Берёмся за ручки-петли с двух сторон, поднимаем и ставим на подставку рядом. Улей тяжёлый, килограмм 50, а может больше. Попыхивая дымарём, отец аккуратно приподнимает положок – квадратную, хлопчатобумажную, плотную ткань, закрывающую улей сверху. Папе приходится приложить усилие, чтобы приподнять положок – пчёлы герметично прикрепили его к рамкам и улью. На положке видны коричневые полосы. Это прополис – очень полезный продукт пчеловодства.
   Специальной стамеской с изогнутым концом отец подцепляет рамку. И вот на Божий свет появляется прямоугольник рамки, коричневый в середине от кишащих на ней пчёл и желтоватый по краям.
  - Тяжёлая рамка, килограмма три-четыре, - отец держит рамку двумя руками за выступающие сверху кончики. – Вова, «подымарь» на них.
 Я беру дымарь и «пыхчу» едкими струями дыма в середину рамки.
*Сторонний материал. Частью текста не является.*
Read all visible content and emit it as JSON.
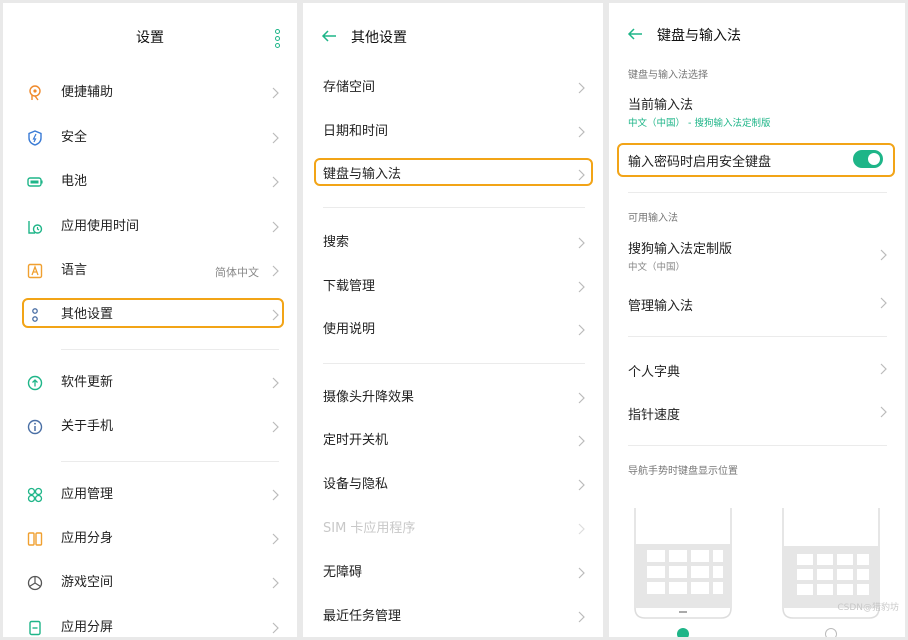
{
  "panel1": {
    "title": "设置",
    "items": [
      {
        "label": "便捷辅助",
        "icon": "hand-assist-icon"
      },
      {
        "label": "安全",
        "icon": "shield-icon"
      },
      {
        "label": "电池",
        "icon": "battery-icon"
      },
      {
        "label": "应用使用时间",
        "icon": "app-timer-icon"
      },
      {
        "label": "语言",
        "icon": "language-icon",
        "value": "简体中文"
      },
      {
        "label": "其他设置",
        "icon": "other-settings-icon",
        "highlighted": true
      },
      {
        "label": "软件更新",
        "icon": "update-icon"
      },
      {
        "label": "关于手机",
        "icon": "info-icon"
      },
      {
        "label": "应用管理",
        "icon": "app-manage-icon"
      },
      {
        "label": "应用分身",
        "icon": "app-clone-icon"
      },
      {
        "label": "游戏空间",
        "icon": "game-space-icon"
      },
      {
        "label": "应用分屏",
        "icon": "split-screen-icon"
      }
    ]
  },
  "panel2": {
    "title": "其他设置",
    "items": [
      {
        "label": "存储空间"
      },
      {
        "label": "日期和时间"
      },
      {
        "label": "键盘与输入法",
        "highlighted": true
      },
      {
        "label": "搜索"
      },
      {
        "label": "下载管理"
      },
      {
        "label": "使用说明"
      },
      {
        "label": "摄像头升降效果"
      },
      {
        "label": "定时开关机"
      },
      {
        "label": "设备与隐私"
      },
      {
        "label": "SIM 卡应用程序",
        "disabled": true
      },
      {
        "label": "无障碍"
      },
      {
        "label": "最近任务管理"
      }
    ]
  },
  "panel3": {
    "title": "键盘与输入法",
    "section1": "键盘与输入法选择",
    "current_ime": {
      "label": "当前输入法",
      "sub": "中文（中国） - 搜狗输入法定制版"
    },
    "secure_keyboard": {
      "label": "输入密码时启用安全键盘",
      "on": true
    },
    "section2": "可用输入法",
    "sogou": {
      "label": "搜狗输入法定制版",
      "sub": "中文（中国）"
    },
    "manage": {
      "label": "管理输入法"
    },
    "dictionary": {
      "label": "个人字典"
    },
    "pointer_speed": {
      "label": "指针速度"
    },
    "section3": "导航手势时键盘显示位置"
  },
  "watermark": "CSDN@猎豹坊",
  "colors": {
    "accent": "#1eb588",
    "highlight": "#f2a417",
    "background": "#e9e9e9"
  }
}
Пчёлы в панике бросились к краям рамки, обнажив заклеенные светлым воском ячейки.
   - Отлично. Великолепная рамка – почти вся «запечатана» воском. Берём. «Дымарь» на рамку, - обращается ко мне отец.
  Я «дымарю», а отец большим гусиным пером, чтобы не повредить пчёл, бережно сметает их с рамки в улей. Через минуту на рамке нет ни единой пчелы, и отец отправляет её в ящик. Начало положено.
    - Замечательная семья. Лучшая. В прошлый раз смотрел, в нижних корпусах было много расплода. Матка сеет и сеет Умница. Два года эта семья шла к такому уровню.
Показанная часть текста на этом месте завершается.